Credit Suisse to reorganize electronic trading after departure of trading chief

Credit Suisse reportedly plans to reorganize its equities business, separating electronic trading from block trading of large orders. The separation of the trading units comes as word came out that the trading chief under whom the units were united plans to leave the company.

Daniel Mathisson, who joined Credit Suisse in 2000, was promoted to oversee all U.S. stock trading in 2012. At the time he was head of the firm’s electronic trading, called advanced execution services (AES). He retained oversight of AES when he was promoted to oversee the rest of US equities trading.

The plans to separate electronic trading from block trading are reportedly part of broader changes within Credit Suisse. The bank plans to reorganize many electronic trading functions across stock and fixed income securities in a larger reshuffling, the Wall Street Journal reported. Details of that reshuffling are expected soon.

New Credit Suisse CEO Tidjane Thiam announced sweeping changed in October that included transitioning the bank’s US private banking business to Wells Fargo, right-sizing the bank’s London footprint, and cutting as many as 5,600 jobs across the U.S., U.K. and Switzerland.

Mathisson reportedly told dozens of employees of his plans to leave the firm late Tuesday afternoon. He is expected to leave the bank next month, and plans to take six months off before starting a business. His new venture will be in asset management, sources told Bloomberg and the Wall Street Journal.
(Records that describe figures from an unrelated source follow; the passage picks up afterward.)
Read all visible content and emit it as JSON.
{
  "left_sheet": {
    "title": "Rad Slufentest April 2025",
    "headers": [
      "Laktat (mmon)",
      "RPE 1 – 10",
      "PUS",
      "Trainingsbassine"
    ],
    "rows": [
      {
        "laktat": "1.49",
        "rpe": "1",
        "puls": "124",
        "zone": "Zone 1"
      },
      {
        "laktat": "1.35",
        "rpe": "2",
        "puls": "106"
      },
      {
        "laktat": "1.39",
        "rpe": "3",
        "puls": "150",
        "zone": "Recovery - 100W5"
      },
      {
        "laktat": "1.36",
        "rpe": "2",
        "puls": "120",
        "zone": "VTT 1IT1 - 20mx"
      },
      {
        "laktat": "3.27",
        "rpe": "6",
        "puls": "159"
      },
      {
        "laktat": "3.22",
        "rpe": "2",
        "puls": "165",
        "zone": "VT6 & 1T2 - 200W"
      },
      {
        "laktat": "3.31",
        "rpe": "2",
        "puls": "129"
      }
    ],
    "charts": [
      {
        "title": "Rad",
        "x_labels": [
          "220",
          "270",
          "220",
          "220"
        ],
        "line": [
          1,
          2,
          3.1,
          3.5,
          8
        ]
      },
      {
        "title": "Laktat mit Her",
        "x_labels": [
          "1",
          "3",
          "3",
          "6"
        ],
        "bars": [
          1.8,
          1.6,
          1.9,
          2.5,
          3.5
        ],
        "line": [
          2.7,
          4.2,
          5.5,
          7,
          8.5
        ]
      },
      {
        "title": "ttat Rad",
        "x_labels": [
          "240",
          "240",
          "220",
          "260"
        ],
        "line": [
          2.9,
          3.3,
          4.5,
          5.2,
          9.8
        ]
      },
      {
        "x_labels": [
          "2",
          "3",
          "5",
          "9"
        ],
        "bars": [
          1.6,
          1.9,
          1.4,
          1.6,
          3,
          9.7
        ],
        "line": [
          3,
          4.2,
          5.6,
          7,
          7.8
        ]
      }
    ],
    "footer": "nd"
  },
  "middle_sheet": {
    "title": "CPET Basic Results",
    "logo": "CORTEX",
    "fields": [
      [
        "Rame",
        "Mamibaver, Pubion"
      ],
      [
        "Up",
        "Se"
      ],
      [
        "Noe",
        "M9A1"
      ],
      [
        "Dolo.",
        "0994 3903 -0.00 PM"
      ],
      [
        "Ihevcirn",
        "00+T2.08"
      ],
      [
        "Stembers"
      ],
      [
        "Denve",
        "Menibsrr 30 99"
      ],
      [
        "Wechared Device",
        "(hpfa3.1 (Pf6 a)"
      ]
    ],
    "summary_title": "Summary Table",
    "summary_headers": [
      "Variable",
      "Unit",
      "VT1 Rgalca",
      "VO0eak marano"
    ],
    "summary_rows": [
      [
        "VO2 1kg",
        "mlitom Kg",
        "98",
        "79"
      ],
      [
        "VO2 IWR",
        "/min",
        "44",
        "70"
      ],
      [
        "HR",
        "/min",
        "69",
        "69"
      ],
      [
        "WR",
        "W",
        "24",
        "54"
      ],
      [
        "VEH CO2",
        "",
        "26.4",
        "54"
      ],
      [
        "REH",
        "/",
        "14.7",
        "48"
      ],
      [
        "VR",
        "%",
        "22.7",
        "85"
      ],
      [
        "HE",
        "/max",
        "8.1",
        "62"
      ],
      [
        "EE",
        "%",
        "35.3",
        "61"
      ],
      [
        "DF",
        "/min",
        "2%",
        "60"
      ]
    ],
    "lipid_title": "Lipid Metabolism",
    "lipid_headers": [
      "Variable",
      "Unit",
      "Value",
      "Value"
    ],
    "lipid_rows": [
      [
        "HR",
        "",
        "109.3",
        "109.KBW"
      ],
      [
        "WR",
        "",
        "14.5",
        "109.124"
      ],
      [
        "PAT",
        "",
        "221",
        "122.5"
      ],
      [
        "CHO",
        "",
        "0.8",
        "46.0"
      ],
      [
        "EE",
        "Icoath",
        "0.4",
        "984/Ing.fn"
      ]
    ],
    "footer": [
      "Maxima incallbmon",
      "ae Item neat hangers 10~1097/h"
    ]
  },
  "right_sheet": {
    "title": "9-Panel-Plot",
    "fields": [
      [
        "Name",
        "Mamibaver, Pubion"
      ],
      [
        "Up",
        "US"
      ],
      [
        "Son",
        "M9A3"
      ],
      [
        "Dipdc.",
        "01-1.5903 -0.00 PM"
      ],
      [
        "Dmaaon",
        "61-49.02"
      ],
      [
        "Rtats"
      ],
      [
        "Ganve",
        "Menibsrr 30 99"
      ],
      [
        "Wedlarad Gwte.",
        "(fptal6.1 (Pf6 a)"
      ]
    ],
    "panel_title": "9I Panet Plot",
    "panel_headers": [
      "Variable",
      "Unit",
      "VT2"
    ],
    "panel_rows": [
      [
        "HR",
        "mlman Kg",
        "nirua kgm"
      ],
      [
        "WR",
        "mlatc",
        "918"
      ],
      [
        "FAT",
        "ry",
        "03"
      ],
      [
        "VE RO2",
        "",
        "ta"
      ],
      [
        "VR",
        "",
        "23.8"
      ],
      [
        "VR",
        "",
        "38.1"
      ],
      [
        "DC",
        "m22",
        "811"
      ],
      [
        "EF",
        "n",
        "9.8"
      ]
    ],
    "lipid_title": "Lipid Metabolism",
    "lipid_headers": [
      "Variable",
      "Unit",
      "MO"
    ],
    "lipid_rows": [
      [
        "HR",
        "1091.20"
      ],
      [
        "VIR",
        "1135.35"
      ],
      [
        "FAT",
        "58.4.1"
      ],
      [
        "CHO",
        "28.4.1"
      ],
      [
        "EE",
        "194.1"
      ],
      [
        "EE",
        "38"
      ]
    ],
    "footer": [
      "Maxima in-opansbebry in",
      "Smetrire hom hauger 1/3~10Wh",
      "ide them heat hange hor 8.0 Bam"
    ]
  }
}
The changes, and Mathisson’s departure, also come amid ongoing settlement talks between Credit Suisse and the Securities and Exchange Commission over potential improprieties with the firm’s dark pool, called Crossfinder. Crossfinder, which is part of the AES business, grew steadily while Mathission headed the division. A 2008 press release from the bank noted that the dark pool’s volume grew an average of 30 percent per month through 2008. The Wall Street Journal reported that Credit Suisse, together with Barclays, could pay $150 million combined to settle investigations into their dark pools.

Mathisson, who worked for D.E. Shaw & Co. before joining Credit Suisse was reportedly called “Mr. Algo” by Credit Suisse executive Bob Jain, because of his innovative work in algorithmic trading, Bloomberg reported. Credit Suisse built market share under Mathisson’s lead, partly by selling algorithms directly to money managers, according to Bloomberg.